Which would be easier on my hands - really thick braid mainline or thick mono? It's going to hurt either way but if I can minimise the damage to fingers during the learning phase that would be great. Paddling with hands that are all cut up with braid cuts is not much fun.

Any help appreciated. If it were easy maybe more people would be trying it but I don't see many on a kayak giving it a go, if any. Perhaps they are all just a bit more sane than yours truly.
Likes: 1 Login to reply 2 months ago
Generally there is no need for any sort of drag on a handline.

However, if you shop around you will find handline reels with outer turning spools.
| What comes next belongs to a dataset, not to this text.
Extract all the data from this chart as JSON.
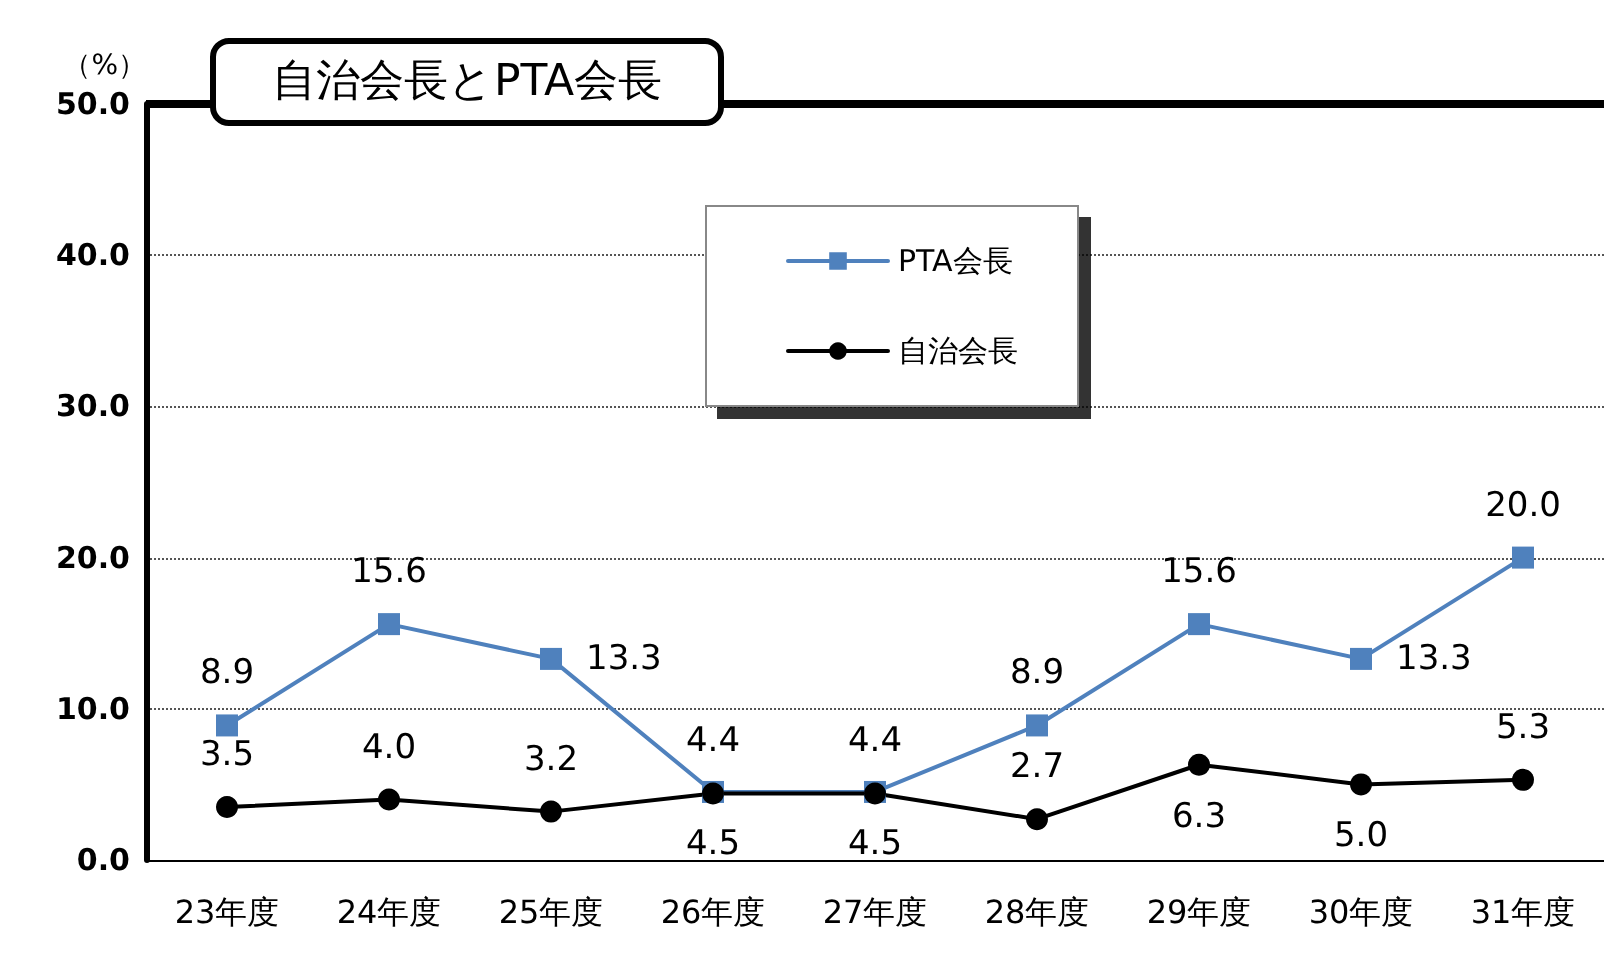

Like these pictured. These could be palmed or even modified with a drag.
The one pictured  with the green handle has a locking spool. The red knob locks the spool so it could be used for trolling.

You could design and build your own !!

The reason a drag is not generally used is line thickness. Generally hand lines use very thick line specifically to prevent being cut. Usually the line is as thick as you can go for the type of fishing. Using say 100lb line or heavier, maybe 150lb is not uncommon. Always nylon never braid. 
100lb is thin enough for casting but thick enough that it wont cut your hands.

Image 
Cheers itsaboat.
Got the plastic handcasters with no middle handle and no knob to wind.
Put 30lb mono on one and will use that trying to catch livebait and see how it goes, with a improvise, adapt, overcome approach.
Hopefully will iron out the kinks before the kingfish turn up here.
Has already proven trickier from a kayak than I first anticipated, but worth a crack.
See pic.

I take it you have a smiley face handline?

This is a vintage hand caster. It is cast just like a rod.

With a normal handline you take some line off and swing it around and throw...With this wooden design you do NOT take line off. You just hold it in one hand like you would a rod, and cast, one handed.

Imagine the spool part of the wooden reel being replaced with you plastic reel...So you want just the handle part.

You could make a handle on a lathe..Or buy a suitable size broom handle, table leg etc. So long as the Dia is larger than the "nose hole" of the smiley reel....Then drill the end and insert a thread insert plug. Steel plates, washers, drag washer etc just like you did with the Alvey...Fix it all to the reel through the center nose hole...Bingo you now have drag.
Make and attach winding (turning) handle between the "eye" holes. Or, use one of the eye holes.

You will then have a one hand cast reel that can be use in a rod holder...Has drag...Can use braid because you never need to touch the line.

Image 
https://www.marine-deals.co.nz/jarvis-walker-blank-handcaster-assorted-colours

8" model.

Plastic, no centre bits.

$5.49 each.

Nylon from here:
https://www.bunnings.co.nz/grunt-0-60mm-x-250m-nylon-line_p4310407

250m. $8.95

One of many goals for this summer is to nail some good fish on the cheapest gear and learn as much as possible through such challenges.

If I can pull it off for under $20, I hope to piss off as many closed-minded-open-walleted fishos as possible. Not the ones that simply want and enjoy a $600 rod combo (to each their own), but the ones that insist they "need" it. I'll be on a crusade this summer to shove it up as many of the latter types as I possibly can.